"Ironis ya. Di Raja Ampat tampak bersih dari sampah, tetapi Indonesia dikatakan sumber pencemaran sampah plastik di laut terbesar ke dua di dunia. Makin miris lagi kalau mendengar hasil penelitian LIPI tentang sampah plastik di laut Indonesia. Tapi saya harap kalian jangan sampai benci makan seafood lho" canda saya di hadapan para siswa yang raut mukanya tampak menerka-nerka arti perkataan saya tadi.
"Peneliti LIPI menyebutkan bahwa sampah plastik yang masuk ke laut sangat berbahaya bagi hewan yang hidup di laut. Karena proses alamiah pada akhirnya sampah plastik di laut terurai menjadi kecil-kecil ukurannya. Ukuran plastik terkecil disebut dengan mikroplastik dan nanoplastik adalah ukuran terkecil. Plastik ukuran kecil inilah yang tanpa sengaja ditelan oleh mamalia laut, burung laut, ikan, kerang, penyu dan plankton.

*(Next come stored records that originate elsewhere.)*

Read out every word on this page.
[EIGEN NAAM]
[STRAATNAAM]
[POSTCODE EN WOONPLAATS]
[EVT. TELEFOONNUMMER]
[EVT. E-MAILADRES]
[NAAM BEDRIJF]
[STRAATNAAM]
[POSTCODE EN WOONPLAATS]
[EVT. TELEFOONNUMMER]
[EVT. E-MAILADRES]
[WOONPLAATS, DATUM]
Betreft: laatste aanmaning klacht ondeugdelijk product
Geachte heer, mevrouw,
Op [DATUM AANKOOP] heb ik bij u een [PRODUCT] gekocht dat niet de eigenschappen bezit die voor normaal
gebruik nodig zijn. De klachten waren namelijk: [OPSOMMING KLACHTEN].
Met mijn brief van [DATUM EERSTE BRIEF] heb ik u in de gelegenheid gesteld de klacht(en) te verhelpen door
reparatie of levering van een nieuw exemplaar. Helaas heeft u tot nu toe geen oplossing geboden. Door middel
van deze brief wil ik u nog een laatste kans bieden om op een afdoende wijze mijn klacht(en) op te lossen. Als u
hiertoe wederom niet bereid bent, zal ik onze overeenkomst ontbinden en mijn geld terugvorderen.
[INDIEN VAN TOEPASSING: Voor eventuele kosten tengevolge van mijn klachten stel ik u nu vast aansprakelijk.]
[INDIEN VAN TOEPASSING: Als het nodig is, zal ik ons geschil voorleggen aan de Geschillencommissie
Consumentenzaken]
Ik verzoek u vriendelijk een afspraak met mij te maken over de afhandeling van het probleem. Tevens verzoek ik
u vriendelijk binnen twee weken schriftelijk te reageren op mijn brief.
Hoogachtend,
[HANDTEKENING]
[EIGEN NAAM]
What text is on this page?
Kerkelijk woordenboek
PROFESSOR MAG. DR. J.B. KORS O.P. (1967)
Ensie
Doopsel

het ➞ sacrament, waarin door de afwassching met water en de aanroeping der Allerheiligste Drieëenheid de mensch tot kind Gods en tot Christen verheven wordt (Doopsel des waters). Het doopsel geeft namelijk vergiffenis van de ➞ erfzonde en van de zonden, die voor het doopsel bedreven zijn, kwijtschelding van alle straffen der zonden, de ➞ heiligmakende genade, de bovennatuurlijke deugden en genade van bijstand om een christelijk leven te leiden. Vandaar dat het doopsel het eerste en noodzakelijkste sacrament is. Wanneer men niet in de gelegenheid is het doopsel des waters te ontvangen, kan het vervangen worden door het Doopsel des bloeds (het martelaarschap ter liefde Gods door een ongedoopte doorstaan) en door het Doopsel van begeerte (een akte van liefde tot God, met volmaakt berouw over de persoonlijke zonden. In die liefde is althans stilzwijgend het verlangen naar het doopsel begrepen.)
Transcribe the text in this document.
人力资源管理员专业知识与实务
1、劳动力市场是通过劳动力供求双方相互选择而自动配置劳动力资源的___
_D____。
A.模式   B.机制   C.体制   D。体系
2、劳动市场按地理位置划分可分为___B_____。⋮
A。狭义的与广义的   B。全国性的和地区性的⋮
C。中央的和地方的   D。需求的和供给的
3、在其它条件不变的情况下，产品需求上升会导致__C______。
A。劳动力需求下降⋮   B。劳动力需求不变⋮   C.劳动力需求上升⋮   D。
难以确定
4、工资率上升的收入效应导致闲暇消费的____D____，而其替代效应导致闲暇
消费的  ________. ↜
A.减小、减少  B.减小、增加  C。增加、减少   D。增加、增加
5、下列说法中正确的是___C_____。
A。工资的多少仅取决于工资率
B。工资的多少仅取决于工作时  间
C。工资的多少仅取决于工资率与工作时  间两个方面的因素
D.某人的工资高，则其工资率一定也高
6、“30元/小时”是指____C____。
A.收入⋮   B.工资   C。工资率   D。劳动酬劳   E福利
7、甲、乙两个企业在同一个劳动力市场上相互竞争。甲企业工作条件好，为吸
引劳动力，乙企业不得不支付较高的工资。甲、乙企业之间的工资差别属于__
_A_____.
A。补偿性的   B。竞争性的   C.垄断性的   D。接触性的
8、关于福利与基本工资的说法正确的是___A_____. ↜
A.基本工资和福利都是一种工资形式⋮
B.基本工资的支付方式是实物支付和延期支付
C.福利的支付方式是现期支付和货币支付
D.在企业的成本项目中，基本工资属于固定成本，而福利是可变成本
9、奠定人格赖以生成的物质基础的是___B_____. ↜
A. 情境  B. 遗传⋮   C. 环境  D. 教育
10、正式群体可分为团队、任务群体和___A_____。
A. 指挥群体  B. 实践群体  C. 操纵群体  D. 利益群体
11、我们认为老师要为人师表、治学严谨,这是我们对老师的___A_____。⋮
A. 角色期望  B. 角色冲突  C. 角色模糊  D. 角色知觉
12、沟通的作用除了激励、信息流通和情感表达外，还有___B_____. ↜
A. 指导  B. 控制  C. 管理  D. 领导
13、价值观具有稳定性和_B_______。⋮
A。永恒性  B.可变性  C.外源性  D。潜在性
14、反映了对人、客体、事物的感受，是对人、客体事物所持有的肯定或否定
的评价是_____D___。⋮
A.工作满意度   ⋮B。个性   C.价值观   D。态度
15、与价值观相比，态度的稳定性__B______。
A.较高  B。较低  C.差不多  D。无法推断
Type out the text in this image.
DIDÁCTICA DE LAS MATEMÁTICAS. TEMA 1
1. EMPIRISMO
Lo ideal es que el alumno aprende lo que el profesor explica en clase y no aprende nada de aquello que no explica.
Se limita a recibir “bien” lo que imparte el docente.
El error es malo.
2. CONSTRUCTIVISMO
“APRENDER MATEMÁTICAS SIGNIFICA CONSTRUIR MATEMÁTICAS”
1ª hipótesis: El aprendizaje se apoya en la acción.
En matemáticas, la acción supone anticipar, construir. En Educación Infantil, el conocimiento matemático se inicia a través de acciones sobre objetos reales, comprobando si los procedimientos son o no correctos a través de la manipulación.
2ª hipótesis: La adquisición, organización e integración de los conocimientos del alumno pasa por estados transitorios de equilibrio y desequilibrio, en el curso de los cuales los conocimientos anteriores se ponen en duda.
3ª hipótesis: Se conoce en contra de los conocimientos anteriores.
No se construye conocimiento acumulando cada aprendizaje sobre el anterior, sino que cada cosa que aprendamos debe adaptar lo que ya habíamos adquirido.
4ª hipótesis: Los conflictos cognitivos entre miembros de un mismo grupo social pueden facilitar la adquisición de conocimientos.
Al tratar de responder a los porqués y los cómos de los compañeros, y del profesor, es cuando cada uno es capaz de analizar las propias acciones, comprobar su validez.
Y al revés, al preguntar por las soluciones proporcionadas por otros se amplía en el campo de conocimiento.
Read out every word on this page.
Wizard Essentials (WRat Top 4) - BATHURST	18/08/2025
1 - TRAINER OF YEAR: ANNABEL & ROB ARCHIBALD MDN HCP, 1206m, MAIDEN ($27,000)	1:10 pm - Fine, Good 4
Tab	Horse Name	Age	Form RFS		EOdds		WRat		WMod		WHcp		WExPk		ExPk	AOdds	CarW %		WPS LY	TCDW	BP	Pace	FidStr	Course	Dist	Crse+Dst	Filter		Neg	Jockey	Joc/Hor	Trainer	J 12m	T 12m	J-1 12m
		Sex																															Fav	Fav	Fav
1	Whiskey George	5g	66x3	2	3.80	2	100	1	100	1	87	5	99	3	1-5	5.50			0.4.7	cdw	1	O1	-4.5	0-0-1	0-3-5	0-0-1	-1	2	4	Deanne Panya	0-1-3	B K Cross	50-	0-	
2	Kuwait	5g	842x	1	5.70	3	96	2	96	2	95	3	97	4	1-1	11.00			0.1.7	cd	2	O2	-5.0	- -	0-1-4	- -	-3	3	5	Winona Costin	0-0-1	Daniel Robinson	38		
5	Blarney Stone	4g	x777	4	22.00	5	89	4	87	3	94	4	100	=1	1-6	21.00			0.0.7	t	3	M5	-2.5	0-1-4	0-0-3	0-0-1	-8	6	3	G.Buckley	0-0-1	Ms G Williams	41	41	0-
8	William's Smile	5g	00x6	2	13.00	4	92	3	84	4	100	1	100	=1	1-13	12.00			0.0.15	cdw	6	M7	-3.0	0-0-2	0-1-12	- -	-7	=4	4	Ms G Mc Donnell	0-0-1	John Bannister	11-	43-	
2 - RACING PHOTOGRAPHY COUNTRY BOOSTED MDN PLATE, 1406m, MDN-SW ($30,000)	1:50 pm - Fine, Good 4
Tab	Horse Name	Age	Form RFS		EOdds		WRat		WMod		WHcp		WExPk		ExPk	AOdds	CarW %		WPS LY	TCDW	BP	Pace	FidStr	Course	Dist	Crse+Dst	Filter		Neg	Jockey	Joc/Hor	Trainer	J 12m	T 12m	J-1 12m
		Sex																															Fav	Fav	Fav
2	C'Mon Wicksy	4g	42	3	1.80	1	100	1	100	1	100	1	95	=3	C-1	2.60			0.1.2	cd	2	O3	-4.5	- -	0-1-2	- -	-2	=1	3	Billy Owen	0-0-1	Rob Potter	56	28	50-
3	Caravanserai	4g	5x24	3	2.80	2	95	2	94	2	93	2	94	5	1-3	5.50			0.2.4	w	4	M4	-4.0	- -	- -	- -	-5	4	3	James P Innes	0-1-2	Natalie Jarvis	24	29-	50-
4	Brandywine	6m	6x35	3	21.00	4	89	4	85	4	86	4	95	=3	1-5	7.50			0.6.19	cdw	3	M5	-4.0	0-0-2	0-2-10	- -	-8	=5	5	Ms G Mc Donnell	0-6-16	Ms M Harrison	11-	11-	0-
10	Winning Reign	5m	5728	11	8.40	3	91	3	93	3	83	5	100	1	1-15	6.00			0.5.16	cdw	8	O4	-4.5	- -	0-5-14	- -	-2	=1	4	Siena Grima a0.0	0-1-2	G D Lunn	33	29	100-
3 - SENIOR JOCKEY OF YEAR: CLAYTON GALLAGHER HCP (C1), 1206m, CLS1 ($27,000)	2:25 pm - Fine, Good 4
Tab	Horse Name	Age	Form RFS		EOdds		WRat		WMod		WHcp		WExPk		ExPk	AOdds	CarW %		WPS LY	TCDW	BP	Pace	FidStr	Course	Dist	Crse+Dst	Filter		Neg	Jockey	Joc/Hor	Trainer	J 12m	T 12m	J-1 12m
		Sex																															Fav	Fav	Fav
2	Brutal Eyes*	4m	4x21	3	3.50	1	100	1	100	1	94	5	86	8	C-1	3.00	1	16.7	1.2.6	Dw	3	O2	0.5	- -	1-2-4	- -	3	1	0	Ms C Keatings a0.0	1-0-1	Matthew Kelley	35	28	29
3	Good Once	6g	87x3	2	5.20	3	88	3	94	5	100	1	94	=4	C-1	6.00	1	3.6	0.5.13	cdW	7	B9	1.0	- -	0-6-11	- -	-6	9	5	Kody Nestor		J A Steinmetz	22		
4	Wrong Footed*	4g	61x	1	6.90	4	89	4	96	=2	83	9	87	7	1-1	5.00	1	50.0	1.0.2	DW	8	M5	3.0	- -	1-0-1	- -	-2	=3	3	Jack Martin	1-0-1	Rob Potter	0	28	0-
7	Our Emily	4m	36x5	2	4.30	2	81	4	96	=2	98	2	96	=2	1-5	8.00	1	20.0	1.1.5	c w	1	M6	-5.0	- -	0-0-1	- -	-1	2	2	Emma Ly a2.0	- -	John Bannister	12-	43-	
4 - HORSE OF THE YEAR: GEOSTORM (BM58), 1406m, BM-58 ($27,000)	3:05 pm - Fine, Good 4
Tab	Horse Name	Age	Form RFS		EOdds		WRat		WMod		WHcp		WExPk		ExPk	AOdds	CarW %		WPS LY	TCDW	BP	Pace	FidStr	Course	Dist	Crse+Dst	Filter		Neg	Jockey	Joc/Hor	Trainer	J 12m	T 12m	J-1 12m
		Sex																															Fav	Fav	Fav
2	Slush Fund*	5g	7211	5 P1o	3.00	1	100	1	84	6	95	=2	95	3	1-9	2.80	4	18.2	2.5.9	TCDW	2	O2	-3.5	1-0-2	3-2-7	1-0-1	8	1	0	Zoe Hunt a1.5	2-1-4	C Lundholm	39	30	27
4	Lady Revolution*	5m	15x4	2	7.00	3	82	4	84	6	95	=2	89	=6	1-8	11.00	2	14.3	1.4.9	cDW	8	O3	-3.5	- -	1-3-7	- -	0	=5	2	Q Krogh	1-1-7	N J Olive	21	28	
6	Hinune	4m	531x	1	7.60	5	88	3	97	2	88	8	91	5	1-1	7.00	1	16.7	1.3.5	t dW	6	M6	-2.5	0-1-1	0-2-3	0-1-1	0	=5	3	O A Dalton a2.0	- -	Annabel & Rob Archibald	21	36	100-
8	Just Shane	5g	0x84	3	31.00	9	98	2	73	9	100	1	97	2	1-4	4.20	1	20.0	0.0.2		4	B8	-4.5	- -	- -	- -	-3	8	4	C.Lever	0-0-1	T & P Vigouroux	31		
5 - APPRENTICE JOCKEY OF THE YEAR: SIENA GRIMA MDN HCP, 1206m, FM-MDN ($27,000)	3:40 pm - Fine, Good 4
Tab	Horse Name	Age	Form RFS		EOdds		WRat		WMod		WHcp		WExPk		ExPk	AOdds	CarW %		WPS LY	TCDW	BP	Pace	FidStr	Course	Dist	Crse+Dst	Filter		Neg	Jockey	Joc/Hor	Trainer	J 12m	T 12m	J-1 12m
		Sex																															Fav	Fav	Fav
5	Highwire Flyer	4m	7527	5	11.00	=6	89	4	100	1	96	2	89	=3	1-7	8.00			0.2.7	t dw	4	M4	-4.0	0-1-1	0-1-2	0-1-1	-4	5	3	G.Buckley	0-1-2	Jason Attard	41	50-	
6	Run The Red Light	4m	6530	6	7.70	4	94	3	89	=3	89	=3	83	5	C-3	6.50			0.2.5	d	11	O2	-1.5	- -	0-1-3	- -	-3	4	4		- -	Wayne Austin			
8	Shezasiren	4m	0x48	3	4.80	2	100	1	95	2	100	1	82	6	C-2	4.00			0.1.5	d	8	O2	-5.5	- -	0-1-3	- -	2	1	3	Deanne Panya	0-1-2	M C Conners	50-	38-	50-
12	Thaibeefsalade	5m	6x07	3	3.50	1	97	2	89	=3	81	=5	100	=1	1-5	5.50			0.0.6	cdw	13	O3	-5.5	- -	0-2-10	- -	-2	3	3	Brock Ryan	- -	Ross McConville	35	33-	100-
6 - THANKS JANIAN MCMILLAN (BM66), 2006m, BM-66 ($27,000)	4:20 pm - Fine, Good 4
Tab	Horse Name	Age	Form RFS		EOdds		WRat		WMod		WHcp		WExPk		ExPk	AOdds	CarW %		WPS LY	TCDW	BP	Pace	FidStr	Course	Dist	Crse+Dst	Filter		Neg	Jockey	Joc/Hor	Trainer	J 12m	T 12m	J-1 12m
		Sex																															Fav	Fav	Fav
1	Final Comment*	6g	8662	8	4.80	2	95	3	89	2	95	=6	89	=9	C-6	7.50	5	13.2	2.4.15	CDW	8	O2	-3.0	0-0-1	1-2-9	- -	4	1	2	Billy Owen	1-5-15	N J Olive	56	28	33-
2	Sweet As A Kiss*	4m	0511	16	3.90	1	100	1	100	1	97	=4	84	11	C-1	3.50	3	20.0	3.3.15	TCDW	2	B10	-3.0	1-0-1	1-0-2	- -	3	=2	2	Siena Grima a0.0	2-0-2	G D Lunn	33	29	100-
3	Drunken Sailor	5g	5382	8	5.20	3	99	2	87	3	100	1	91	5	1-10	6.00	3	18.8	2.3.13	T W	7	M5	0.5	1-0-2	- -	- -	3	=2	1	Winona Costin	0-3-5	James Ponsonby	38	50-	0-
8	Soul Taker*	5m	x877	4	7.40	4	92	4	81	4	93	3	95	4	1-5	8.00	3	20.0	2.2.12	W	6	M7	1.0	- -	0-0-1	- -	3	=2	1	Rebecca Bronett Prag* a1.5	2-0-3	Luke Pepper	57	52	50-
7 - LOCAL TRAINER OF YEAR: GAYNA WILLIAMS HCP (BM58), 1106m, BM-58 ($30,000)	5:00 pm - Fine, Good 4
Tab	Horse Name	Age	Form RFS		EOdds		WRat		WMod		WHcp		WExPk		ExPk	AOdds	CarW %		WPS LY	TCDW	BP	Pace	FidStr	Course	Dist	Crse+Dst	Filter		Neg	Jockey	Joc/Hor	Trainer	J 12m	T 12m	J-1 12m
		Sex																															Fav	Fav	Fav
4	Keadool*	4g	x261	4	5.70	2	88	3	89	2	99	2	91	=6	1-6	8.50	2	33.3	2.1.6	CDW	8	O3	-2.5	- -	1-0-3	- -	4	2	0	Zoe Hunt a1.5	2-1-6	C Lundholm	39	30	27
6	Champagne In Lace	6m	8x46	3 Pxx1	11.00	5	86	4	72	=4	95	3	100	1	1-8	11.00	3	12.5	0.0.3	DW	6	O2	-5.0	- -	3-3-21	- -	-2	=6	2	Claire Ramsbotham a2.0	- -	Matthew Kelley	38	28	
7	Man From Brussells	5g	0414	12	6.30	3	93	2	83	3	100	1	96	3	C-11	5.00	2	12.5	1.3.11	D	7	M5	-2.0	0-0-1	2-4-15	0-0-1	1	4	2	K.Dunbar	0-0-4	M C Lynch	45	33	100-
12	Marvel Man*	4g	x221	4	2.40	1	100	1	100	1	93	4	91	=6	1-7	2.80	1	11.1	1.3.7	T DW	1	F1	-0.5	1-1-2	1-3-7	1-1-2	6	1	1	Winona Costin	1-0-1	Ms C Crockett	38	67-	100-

Singkat kata, ketika manusia mengkonsumsi makanan seafood, termasuk ikan-ikannya, dan sembari menikmati lezatnya asupan seafood, tanpa sengaja nanoplastik tadi ikut tertelan dan pada akhirnya bersarang dalam tubuh melalui aliran darah. Kata peneliti, tidak menutup kemungkinan, nanoplastik inilah penyebab kanker dan penyakit kronis lainnya" sambung saya.
"Ahh, Pak Tri ini nakut-nakutin aja" seru Sabet dengan suara lantang. Reaksi Sabet itu barangkali karena teringat saat makan ikan bakar kesukaannya selama ini. Bukan hanya itu, Sabet dan teman-temannya teringat kepada pamong asramanya yang marah-marah kalau melihat ada siswa buang sampah plastik sembarangan. "Kesadaran tidak cukup kalau tidak disertai dengan sikap disiplin diri" ujar saya menegaskan tentang kebiasaan buang sampah pada tempatnya di hadapan mereka.
"Kebijakan kantong plastik berbayar di supermarket, termasuk solusi untuk mengurangi sampah plastik. Hanya kebijakan penerintah itu sekarang seperti angin lalu. Tapi kita sebagai warga masyarakat harus membangun sikap untuk mulai tidak mau lagi pakai tas kresek" menyambung pikiran Fretes tadi.
Tak terasa jarum jam sudah bergerak ke angka satu lebih. Terik matahari semakin terasa menyengat di badan. Dari dahi, butir-butir keringat mulai menetes. Pak Sam memberi aba-aba ke Om Papua agar motor kapal dihidupkan. Tak beberapa lama kami berpamitan ke warga kampung wisata Arborek untuk kembali ke Waisai.
Isu global pencemaran lingkungan laut, saya perkuat dengan menyodorkan tabel informasi tentang akibat buruk adanya sampah plastik laut bagi kelangsungan ekosistem, industri wisata dan lingkungan hidup. Tak hanya itu, isu memerangi sampah laut akan terus disosialisasikan oleh Kementerian Komunikasi dan Informatika dengan 11 Kementerian lainnya.
Tak sia-sia kami bisa liburan ke Raja Ampat khususnya saat menyambangi Kampung Wisata Arborek. Saya berharap siswa saya nanti ikut mengkampanyekan isu #lautkubebassampah demi tercapainya Indonesia Bebas Sampah 2020. Meski kurang dua tahun lagi, semua pihak layak dan pantas selalu optimis bahwa Indonesia sebagai negara maritim, ke depannya, mampu mewujudkan Indonesia Bebas Sampah.
Jenna Jambeck, seorang peneliti lingkungan, menyatakan pendapatnya, "Penanganan pencemaran (laut) sebaiknya lebih berfokus dalam membersihkan sampah di daratan pemukiman dan sungai daripada mengambil plastik yang sudah mengambang di lautan".